Resultados divulgados por pesquisadores do ICB-USP podem apontar novos alvos terapêuticos para o tratamento de doenças relacionadas ao envelhecimento, como as neurodegenerativas e as cardiovasculares (imagem: NIA/NIH)
A mitocôndria é uma organela vital para o organismo, pois produz, a partir dos alimentos, a maior parte da energia usada pelas células. Embora pareça um contrassenso, há evidências de que um leve comprometimento da função mitocondrial esteja associado ao aumento da longevidade.
Em estudo recentemente publicado no periódico The Embo Journal, um grupo internacional de pesquisadores desvendou de que forma isso acontece.
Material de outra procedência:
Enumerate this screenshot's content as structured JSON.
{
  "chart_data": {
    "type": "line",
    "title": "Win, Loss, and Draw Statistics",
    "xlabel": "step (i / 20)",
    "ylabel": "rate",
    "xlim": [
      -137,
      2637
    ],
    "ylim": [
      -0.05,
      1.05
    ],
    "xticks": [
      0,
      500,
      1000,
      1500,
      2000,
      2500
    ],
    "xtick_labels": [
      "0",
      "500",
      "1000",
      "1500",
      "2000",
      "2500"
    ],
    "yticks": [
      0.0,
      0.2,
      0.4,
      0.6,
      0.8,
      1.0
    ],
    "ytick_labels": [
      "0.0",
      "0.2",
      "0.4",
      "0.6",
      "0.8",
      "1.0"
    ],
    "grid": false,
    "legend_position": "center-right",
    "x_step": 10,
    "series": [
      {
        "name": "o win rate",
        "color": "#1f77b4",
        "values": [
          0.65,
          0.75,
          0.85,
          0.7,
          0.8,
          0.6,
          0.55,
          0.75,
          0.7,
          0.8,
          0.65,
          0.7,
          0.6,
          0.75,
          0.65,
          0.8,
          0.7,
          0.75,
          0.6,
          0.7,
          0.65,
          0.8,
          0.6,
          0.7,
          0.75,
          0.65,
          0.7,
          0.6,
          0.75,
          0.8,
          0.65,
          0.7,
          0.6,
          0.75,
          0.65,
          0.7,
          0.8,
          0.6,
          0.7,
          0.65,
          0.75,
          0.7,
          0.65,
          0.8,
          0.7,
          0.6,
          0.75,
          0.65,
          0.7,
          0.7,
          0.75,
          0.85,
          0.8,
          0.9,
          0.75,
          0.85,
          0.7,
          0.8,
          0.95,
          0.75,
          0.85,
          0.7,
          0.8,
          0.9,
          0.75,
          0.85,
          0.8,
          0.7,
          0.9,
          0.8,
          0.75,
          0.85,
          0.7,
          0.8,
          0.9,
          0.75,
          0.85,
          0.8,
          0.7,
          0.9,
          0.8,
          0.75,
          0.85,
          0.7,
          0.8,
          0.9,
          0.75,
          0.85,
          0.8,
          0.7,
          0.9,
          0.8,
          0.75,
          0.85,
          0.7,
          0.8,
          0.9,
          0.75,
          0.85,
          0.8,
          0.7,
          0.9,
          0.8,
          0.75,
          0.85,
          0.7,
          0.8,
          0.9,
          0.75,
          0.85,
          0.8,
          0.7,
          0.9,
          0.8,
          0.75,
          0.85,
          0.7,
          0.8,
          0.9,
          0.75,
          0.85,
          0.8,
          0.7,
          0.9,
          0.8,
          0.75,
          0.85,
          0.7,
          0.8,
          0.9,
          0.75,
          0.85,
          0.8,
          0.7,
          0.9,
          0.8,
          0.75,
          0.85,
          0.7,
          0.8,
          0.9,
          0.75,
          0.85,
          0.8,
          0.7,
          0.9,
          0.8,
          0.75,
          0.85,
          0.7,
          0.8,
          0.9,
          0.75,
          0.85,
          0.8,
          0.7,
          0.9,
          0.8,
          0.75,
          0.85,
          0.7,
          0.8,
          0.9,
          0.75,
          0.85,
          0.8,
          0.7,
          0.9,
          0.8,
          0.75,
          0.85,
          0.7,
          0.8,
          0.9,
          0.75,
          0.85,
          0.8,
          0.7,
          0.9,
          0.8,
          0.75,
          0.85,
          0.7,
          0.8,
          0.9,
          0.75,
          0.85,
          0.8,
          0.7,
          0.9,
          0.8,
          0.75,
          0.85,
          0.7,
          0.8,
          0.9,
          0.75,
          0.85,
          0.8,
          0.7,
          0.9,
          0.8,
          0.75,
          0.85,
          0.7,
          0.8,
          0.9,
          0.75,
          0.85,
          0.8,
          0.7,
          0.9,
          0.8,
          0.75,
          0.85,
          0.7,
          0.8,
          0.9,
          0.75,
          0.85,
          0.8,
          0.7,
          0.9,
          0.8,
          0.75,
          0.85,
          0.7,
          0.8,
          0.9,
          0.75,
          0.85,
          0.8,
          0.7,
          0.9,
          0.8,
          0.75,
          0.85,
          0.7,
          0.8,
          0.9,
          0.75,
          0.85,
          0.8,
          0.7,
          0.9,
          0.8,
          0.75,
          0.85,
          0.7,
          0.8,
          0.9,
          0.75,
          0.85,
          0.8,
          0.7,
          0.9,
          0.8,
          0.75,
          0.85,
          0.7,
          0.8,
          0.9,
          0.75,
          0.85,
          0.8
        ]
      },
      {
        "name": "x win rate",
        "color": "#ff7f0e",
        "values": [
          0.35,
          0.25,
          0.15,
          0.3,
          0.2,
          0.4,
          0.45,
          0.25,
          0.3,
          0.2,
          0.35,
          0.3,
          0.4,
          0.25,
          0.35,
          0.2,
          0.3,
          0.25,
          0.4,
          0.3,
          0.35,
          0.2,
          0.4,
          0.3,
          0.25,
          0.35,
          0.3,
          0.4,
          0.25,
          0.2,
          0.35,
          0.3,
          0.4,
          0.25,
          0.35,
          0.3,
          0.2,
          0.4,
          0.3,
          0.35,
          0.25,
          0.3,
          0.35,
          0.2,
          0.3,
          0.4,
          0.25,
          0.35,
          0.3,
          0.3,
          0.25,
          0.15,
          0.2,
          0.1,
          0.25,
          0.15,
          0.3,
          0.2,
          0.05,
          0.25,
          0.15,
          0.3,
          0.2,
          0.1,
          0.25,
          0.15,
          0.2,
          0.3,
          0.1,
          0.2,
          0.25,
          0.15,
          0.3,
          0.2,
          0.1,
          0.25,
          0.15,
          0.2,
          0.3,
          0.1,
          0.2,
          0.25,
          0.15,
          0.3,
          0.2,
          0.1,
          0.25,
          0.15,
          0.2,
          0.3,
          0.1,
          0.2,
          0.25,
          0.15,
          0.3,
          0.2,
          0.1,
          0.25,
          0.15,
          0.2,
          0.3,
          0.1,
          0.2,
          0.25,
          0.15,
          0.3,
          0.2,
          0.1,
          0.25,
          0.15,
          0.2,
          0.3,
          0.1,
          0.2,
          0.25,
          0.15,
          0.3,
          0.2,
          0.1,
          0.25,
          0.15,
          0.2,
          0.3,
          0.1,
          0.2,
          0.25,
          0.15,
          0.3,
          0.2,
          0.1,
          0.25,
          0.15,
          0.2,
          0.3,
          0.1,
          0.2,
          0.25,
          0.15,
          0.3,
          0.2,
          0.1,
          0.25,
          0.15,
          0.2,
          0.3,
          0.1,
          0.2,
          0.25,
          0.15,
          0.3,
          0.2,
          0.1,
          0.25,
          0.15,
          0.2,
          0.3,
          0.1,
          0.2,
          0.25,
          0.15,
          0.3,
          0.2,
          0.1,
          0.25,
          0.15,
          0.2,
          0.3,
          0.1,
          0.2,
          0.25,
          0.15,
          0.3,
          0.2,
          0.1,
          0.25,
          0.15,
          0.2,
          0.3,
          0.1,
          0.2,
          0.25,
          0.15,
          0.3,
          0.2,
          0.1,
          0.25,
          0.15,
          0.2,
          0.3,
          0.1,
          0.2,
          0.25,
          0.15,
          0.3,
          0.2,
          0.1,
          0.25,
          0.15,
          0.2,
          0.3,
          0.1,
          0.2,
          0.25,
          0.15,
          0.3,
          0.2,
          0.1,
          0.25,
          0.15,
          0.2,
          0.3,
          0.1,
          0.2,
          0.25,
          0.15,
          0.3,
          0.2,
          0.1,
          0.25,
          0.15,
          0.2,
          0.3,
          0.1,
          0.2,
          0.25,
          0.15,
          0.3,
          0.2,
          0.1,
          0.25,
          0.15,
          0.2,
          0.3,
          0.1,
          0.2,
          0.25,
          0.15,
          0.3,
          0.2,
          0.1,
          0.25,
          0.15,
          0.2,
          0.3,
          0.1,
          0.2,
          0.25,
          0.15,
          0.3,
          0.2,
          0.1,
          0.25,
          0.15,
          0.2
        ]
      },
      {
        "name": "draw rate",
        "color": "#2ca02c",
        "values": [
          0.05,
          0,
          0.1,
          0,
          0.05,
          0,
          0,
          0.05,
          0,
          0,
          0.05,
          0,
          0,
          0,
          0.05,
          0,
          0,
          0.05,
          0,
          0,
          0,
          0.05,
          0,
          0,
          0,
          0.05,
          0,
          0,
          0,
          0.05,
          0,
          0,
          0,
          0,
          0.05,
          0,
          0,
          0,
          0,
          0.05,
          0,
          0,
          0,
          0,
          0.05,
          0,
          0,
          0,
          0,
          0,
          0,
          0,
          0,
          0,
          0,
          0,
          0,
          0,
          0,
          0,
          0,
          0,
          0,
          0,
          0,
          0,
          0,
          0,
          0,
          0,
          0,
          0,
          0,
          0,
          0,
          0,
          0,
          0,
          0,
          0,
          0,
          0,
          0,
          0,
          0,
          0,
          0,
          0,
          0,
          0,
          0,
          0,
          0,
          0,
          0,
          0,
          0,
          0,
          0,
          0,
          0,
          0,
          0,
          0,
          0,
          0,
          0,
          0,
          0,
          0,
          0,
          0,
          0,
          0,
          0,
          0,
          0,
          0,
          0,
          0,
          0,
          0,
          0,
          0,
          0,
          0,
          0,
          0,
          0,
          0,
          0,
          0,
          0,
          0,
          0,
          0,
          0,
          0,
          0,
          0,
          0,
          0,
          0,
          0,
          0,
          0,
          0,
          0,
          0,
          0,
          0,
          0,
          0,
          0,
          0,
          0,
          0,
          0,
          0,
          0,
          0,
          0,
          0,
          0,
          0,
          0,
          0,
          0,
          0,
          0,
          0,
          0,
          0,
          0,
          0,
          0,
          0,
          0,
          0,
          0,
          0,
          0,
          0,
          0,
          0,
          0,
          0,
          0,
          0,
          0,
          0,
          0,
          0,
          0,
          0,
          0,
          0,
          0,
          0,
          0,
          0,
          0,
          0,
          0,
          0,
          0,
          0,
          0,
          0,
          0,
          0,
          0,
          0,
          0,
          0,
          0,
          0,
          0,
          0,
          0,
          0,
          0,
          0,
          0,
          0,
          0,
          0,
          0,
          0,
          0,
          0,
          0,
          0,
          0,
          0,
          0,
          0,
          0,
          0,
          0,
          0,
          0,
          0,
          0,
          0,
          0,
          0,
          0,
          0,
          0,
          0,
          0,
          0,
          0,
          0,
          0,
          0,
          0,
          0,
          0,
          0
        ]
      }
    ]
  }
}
Segundo os autores, o trabalho é o primeiro a mostrar o envolvimento do sistema imune inato (a primeira linha de defesa contra patógenos) nesse processo.
“Quando a mitocôndria funciona abaixo
do que é considerado ótimo, gera um estresse para a célula, que desencadeia uma
série de respostas que protegem esse organismo contra patógenos, fazendo-o
viver mais. Só que existe um limiar: caso a redução da função mitocondrial seja
muito intensa, o sistema pode colapsar”, explica Juliane Campos,
primeira autora do trabalho, que atualmente realiza estágio de pós-doutorado na
Harvard Medical School (Estados Unidos) com bolsa da
FAPESP.
“Hoje sabemos que, perante um leve
estresse mitocondrial [como o induzido pelo exercício físico], a célula se
reorganiza bioquimicamente para compensar tal desequilíbrio e isso a torna mais
preparada para lidar com futuras situações adversas. Agora, se o estresse
mitocondrial é excessivo e prolongado [caso das doenças crônico-degenerativas],
esses substitutos se tornam insuficientes, resultando então no colapso e,
consequentemente, em morte celular”, explica Júlio Cesar Batista Ferreira,
professor associado do Instituto de Ciências Biomédicas (ICB) e da Faculdade de
Medicina (FM) da Universidade de São Paulo (USP) e coautor do trabalho.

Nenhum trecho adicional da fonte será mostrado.